Nov 07, 2005—Two IBM researchers have created a new approach to addressing privacy concerns surrounding passive RFID tags attached to goods in the consumer supply chain, through what they've dubbed a clipped-tag design.
At this week's Conference of Computer and Communications Security, hosted by the Association for Computer Machine (ACM) in Alexandria, Va., IBM researcher Paul Moskowitz presented a paper describing the tag design and how it could be used. Along with IBM researcher Günter Karjoth, based in IBM's Zurich research lab, Moskowitz coinvented the clipped-tag concept and coauthored the paper on clipped tags presented at the ACM event.
With the clipped design, consumers would be able to alter the antenna length on a purchased item's tag to reduce its read range significantly. The tag would still be functional, however, and could therefore be used to identify the product for warranty or item-return purposes. Moskowitz says this design would address both consumers' interest in protecting their privacy, and merchants' and manufacturers' interest in keeping the tag usable.
Moskowitz holds 20 patents related to RFID and represents IBM on EPCglobal's hardware action group. He says there are a number of different designs through which the basic principal of the clipped tag could be deployed. In one design, a small strip of printed electrical conductor would link the chip and a short portion of the tag's antenna to the larger part of the antenna. To attenuate the tag's read range, a consumer would scratch off this printed conductor with, say, a penny, just as someone would scratch off the covering of a lottery ticket or prepaid phone card.

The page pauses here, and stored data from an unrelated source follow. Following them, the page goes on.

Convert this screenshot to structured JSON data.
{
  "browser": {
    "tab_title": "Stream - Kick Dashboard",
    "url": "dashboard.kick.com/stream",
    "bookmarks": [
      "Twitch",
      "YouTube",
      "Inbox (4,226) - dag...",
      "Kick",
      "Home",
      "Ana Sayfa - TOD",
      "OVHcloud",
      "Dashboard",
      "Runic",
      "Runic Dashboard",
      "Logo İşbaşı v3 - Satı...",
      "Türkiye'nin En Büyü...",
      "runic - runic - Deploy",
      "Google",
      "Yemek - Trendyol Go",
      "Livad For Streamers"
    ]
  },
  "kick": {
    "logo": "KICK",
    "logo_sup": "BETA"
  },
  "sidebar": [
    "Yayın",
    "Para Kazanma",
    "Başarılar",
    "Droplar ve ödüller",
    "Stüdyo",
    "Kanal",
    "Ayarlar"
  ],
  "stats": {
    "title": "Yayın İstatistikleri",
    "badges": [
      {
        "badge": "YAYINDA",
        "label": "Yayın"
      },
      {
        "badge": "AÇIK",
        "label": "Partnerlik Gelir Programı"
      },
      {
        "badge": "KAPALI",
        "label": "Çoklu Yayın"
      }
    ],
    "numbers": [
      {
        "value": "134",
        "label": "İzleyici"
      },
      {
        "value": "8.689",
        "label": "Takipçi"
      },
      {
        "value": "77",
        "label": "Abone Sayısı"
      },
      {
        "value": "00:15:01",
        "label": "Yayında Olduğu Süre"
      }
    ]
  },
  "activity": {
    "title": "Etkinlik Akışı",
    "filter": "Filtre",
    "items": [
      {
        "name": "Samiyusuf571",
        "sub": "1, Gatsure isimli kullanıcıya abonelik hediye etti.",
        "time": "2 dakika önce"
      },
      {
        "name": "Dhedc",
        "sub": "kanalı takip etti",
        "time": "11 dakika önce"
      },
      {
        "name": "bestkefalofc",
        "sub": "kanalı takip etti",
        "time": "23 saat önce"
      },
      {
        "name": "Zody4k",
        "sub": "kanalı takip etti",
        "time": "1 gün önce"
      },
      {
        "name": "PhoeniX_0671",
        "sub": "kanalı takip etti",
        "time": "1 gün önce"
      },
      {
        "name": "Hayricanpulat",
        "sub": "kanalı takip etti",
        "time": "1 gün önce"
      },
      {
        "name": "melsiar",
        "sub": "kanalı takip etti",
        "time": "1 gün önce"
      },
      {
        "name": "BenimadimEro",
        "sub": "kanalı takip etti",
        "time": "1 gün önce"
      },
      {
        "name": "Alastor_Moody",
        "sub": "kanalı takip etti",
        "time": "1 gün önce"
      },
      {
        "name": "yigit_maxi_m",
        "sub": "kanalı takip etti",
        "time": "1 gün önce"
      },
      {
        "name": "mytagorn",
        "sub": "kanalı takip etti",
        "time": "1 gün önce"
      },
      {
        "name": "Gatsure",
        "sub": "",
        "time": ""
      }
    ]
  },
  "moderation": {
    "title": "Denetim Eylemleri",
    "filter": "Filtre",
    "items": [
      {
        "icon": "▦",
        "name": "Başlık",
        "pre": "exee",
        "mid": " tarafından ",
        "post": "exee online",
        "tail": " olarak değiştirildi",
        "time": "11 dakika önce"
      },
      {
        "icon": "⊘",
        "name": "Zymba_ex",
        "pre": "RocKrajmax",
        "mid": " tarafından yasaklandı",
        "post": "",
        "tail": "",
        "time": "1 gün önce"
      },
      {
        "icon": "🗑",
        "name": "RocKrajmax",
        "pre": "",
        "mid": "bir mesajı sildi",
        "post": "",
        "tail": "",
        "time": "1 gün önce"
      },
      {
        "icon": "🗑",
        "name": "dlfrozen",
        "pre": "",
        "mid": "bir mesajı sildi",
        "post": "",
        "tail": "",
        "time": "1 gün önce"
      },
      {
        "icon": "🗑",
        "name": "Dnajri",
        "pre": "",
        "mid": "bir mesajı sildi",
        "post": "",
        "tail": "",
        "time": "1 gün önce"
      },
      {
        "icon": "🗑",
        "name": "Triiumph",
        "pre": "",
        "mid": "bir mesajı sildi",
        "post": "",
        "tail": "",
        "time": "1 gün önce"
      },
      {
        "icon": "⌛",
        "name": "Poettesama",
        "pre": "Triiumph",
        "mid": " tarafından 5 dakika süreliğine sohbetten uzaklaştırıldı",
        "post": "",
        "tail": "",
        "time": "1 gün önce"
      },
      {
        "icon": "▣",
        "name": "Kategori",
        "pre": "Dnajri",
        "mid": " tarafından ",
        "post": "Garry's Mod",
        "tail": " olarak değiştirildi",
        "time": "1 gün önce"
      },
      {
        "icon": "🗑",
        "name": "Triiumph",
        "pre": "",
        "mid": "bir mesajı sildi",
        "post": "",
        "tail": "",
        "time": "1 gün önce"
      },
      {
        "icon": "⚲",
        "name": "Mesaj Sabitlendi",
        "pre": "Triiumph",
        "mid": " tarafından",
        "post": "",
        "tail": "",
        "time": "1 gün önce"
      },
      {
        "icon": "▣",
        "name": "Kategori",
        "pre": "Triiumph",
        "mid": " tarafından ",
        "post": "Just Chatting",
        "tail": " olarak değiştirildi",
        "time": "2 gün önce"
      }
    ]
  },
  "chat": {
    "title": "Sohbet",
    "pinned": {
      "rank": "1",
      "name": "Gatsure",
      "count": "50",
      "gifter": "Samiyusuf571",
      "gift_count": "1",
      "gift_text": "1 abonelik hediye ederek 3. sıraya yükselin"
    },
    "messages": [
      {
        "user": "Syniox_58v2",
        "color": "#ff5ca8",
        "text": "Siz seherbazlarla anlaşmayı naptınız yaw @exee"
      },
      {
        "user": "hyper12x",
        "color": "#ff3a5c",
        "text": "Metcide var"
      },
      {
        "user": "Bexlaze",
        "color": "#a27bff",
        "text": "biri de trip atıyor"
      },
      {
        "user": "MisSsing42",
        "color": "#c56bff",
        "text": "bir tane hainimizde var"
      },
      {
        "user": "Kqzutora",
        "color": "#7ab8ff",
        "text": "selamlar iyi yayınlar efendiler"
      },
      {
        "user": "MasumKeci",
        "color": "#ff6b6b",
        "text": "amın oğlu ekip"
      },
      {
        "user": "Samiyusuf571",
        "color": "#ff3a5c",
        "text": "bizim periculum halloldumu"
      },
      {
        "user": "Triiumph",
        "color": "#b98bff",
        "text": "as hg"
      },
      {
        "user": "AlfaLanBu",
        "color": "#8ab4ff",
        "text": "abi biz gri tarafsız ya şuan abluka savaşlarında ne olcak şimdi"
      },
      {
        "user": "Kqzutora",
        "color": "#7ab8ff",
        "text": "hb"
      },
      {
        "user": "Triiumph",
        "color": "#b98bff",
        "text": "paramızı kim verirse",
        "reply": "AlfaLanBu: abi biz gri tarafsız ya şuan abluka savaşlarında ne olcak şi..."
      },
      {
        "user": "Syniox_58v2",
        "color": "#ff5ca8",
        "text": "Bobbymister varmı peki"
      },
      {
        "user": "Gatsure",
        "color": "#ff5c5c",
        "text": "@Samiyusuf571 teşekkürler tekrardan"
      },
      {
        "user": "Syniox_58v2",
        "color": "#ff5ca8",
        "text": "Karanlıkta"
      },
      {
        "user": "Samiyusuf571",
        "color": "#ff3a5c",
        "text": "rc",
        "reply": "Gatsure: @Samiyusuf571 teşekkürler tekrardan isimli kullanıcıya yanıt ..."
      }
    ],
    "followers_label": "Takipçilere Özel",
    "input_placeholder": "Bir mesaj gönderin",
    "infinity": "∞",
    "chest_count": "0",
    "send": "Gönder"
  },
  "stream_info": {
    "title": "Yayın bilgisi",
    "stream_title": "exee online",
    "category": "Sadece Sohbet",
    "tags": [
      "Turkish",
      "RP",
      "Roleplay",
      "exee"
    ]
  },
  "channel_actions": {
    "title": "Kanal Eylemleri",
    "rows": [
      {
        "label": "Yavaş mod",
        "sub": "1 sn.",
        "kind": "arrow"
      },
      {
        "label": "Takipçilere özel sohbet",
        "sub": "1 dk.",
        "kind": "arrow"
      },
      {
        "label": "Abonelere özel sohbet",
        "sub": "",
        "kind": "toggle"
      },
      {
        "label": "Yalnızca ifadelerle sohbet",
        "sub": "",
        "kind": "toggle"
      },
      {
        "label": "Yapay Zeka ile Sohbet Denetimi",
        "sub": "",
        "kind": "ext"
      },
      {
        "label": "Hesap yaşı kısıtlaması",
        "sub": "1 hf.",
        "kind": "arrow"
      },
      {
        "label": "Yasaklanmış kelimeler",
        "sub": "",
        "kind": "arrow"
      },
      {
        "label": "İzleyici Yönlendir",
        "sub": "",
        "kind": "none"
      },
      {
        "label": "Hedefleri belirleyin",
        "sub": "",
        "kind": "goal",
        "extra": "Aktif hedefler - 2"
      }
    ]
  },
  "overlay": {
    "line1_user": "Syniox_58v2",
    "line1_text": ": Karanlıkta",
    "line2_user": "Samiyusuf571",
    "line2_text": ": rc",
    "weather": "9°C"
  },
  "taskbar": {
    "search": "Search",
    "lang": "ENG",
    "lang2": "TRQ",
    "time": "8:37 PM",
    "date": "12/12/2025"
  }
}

Another approach would be to build a perforation line into a tag's substrate, along with a tab that a consumer could pull to remove a portion of the tag's antenna, leaving the chip and a small portion of antenna behind. As a third alternative, part of the tag's antenna could be printed on a removable substrate that a consumer would peel off to reduce the tag's antenna.
With the clipped-tag design, Moskowitz estimates, one could reduce a passive EPC tag's read range from a few meters down to 1 to 2 inches. This would make it extremely difficult to read tags within a person's possessions discretely, because someone with a handheld reader would need to come extremely close to the tags. Should a person attempt to use an amplified, high-power interrogator to read a clipped tag, Moskowitz believes the read range might be boosted to 3 to 6 inches.
To IBM, addressing privacy concerns and discovering ways to protect privacy are very high priorities, explains Harriet Pearson, IBM's chief privacy officer, which is why IBM supports the development of tools such as the clipped tag. "Technology should enable protection of privacy," Pearson says, who adds that IBM works closely with its partners to study how consumer and/or employee privacy might be compromised through deployments of new technology or business processes.
IBM also has an RFID privacy practice within its business services organization, which offers privacy-related consultation to end users or prospective end users of RFID (see IBM Announces RFID Privacy Consulting).